Decided March 22, 2004.
In a proceeding pursuant to CPLR article 75 to vacate an arbitration award, the petitioner appeals from an order and judgment (one paper) of the Supreme Court, Kings County (Vaughan, J.), dated June 17, 2002, which denied the petition, confirmed the award, and dismissed the proceeding.
Barry, McTiernan Moore, New York, N.Y. (Anthony J. McNulty of counsel), for appellant.
Michael A. Cardozo, Corporation Counsel, New York, N.Y. (Edward F.X. Hart and Drake A. Colley of counsel), for respondent.
Before: ANITA R. FLORIO, J.P., GABRIEL M. KRAUSMAN, ROBERT W. SCHMIDT, SANDRA L. TOWNES, JJ.
DECISION ORDER
ORDERED that the order and judgment is affirmed, with costs.

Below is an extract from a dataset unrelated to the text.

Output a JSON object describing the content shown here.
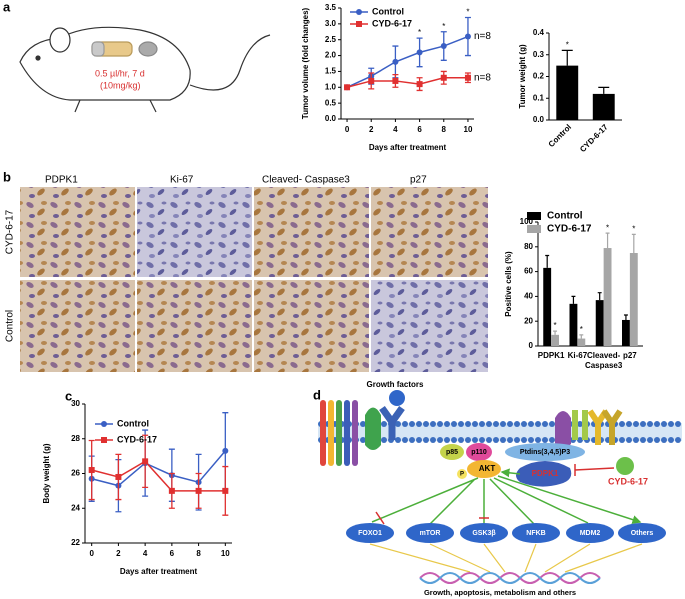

Pursuant to CPLR 7511(a), an application to vacate an arbitrator's award must be made "by a party within ninety days after [its] delivery to [that party]." Here, the documentary evidence submitted in support of the petitioner's application established that the petitioner received the arbitrator's decision no later than November 9, 2001. Since this proceeding was commenced more than 90 days thereafter, the Supreme Court properly dismissed it as untimely ( see Werner Enters. Co. v. New York City Law Dept., 281 A.D.2d 253; Matter of National School Bus Serv., 267 A.D.2d 995; Matter of State Farm Mut. Ins. Co. v. Elias, 221 A.D.2d 547; Lopez v. Coughlin, 220 A.D.2d 349).
Contrary to the petitioner's contentions, the fact that the arbitrator's decision was served on the petitioner by mail did not extend its time to commence this proceeding by five days ( see Matter of Fiedelman v. New York State Dept. of Health, supra; Matter of ATM One v. Lanaverde, 307 A.D.2d 922), as the provision of CPLR 2103 extending time for service made by mail "is expressly restricted to service 'in a pending action'" ( Matter of Fiedelman v. New York State Dept. of Health, 58 N.Y.2d 80, 82).
The petitioner's remaining contentions are without merit.
FLORIO, J.P., KRAUSMAN, SCHMIDT and TOWNES, JJ., concur.